Kelompok yang mempertanyakan kesempurnaan arahat menjadi mayoritas di pertemuan itu, sehingga disebut sebagai ‘Mahāsaṅghika’. Tidak ada nama yang sungguh-sungguh tepat untuk kelompok satunya, yang mendukung kemurnian mutlak dari arahat. Terkadang, mereka disebut para ‘Thera’ / [Sthavira] (Sesepuh), yang mensiratkan bahwa mereka identik dengan Theravadin dari Sri Lanka. Tetapi, Theravadin hanyalah salah satu cabang dari aliran kuno itu, dan banyak aliran lainnya memiliki pembenaran untuk mengklaim berpangkal dari aliran itu. Karena semua sepakat bahwa kelompok ini memiliki jumlah yang lebih sedikit di Konsili Ketiga [BUKAN Konsili Ketiga versi  Mahavamsa, di masa Asoka  yg diketuai  Mogaliputtatissa] , maka saya menyarankan untuk menyebutnya ‘Culasanghika’ , ‘Sangha Minoritas’, sebagai kebalikan dari ‘Mahasanghika’ , ‘Sangha Mayoritas’.
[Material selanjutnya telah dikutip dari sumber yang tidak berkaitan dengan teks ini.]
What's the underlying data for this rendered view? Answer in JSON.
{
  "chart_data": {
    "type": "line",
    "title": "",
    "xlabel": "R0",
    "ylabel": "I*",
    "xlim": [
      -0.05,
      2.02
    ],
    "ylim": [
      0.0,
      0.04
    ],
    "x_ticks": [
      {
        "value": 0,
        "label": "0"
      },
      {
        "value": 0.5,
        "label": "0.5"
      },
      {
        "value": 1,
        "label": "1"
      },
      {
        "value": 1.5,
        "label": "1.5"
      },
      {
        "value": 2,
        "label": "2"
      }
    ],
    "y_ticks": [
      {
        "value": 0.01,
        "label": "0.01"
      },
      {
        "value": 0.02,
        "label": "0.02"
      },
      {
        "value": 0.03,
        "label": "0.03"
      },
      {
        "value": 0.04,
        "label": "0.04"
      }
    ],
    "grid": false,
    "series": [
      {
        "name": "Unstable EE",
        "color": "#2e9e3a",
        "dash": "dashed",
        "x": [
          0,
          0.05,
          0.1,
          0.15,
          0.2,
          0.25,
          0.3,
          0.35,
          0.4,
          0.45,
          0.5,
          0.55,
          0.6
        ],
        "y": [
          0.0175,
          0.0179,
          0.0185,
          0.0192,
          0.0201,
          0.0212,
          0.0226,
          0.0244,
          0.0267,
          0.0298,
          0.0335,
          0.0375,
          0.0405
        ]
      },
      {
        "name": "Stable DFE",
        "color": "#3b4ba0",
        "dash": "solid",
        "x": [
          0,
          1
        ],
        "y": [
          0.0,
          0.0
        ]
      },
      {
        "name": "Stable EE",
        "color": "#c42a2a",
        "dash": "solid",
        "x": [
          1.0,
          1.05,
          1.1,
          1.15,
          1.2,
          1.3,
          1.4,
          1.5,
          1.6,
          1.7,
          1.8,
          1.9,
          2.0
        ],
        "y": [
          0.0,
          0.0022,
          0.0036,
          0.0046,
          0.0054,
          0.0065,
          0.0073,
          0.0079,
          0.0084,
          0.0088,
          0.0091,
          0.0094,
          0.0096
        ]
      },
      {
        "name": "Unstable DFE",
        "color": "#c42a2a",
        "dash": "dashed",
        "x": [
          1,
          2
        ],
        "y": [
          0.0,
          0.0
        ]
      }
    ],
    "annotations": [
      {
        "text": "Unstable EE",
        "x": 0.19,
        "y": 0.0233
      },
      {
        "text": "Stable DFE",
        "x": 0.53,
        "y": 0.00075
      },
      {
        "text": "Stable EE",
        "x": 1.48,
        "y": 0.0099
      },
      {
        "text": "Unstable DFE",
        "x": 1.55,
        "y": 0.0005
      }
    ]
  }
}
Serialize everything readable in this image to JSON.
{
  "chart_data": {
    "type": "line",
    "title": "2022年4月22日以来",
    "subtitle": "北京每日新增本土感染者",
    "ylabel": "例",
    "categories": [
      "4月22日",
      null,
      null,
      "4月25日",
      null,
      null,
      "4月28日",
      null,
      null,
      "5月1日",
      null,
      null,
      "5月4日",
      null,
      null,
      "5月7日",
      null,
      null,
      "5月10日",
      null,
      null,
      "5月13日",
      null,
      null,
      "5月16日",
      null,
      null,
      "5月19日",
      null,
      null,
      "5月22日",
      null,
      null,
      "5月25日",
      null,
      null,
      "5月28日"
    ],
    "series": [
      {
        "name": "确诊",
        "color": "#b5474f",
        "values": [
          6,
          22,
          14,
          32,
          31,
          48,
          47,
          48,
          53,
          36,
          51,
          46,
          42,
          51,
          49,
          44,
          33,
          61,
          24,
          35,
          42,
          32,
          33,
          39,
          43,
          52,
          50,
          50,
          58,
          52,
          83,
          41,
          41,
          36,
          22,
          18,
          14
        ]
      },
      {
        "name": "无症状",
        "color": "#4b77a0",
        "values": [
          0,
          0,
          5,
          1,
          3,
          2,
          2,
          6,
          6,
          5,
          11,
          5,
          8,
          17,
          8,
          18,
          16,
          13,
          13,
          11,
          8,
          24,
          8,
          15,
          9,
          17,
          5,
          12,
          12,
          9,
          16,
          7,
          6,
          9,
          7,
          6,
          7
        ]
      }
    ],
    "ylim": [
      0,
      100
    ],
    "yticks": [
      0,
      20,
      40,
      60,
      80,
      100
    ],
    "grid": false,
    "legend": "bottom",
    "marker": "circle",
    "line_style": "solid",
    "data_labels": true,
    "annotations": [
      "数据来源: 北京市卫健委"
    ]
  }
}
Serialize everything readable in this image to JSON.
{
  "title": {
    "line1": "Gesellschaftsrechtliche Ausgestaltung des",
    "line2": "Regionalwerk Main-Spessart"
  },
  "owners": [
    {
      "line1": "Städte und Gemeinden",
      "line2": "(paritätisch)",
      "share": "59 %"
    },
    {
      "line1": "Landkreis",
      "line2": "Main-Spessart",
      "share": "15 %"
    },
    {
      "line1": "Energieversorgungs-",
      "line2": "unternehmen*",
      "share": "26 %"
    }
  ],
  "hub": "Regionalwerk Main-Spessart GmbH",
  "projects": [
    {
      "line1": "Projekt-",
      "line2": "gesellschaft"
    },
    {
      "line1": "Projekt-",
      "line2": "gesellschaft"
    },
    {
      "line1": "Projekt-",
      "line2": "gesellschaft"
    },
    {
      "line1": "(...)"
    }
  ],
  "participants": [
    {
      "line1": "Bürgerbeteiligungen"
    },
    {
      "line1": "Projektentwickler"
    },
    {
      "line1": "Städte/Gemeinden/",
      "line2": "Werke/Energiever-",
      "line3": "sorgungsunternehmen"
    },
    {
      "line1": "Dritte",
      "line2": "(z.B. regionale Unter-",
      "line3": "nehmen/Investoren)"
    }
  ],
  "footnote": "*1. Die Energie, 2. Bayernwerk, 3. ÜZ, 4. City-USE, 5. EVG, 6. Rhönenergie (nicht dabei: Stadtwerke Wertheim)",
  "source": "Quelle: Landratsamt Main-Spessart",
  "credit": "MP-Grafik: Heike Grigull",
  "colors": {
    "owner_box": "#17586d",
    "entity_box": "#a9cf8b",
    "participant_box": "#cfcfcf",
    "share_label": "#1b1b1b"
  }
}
Beberapa sarjana mencoba mengkoneksikan kejadian Konsili Kedua dengan Ketiga, dan menyatakan bahwa Mahāsaṅghika adalah sama dengan Vajjiputtaka, sementara Culasanghika adalah sama dengan Paveyyaka. Tetapi bukti yang ada tidak mendukung ide tersebut. Ide utama yang diajukan oleh Vajjiputtaka  adalah kelayakan bagi biksu atau bikuni untuk menggunakan uang; tetapi Vinaya dari Mahāsaṅghika persis sama dengan aturan Theravada dan semua aliran lainnya berkenaan dengan penggunaan uang. Bahkan, dalam catatan mereka tentang Konsili Kedua, Mahasanghika secara terbuka mengkritik Vajjiputtaka. Selain itu, pada kedua Vinaya , baik Mahasanghika (lebih awal) maupun Lokuttaravada (lebih belakangan) dari aliran ini, mereka yang berlatih menjadi biksuni diharapkan mematuhi delapan belas aturan, dan bukan enam seperti di aliran-aliran lain; dan di antara ke delapan belas aturan itu, larangan untuk menggunakan uang disampaikan dua kali. Jadi, dalam hal ini, Mahasanghika memiliki larangan yang lebih keras terhadap penggunaan uang dibandingkan kedua aliran lainnya.
Satu saat dari pikiran yang dikuasai amarah membakar kebaikan yang telah dikumpulkan selama berkalpa-kalpa.
~ Mahavairocana Sutra

Offline xenocross

  • KalyanaMitta
  • *****
  • Posts: 1.189
  • Reputasi: 61
  • Gender: Male
Perpecahan-perpecahan lebih lanjut
Setelah perpecahan pertama, kedua aliran mulai mengalami perpecahan lebih lanjut, yang menghasilkan ‘delapan belas’ aliran awal. Kita tidak mencoba menelusuri perkembangan kedelapan belas aliran tersebut, tetapi berkonsentrasi pada yang terkait dengan tradisi-tradisi Vinaya.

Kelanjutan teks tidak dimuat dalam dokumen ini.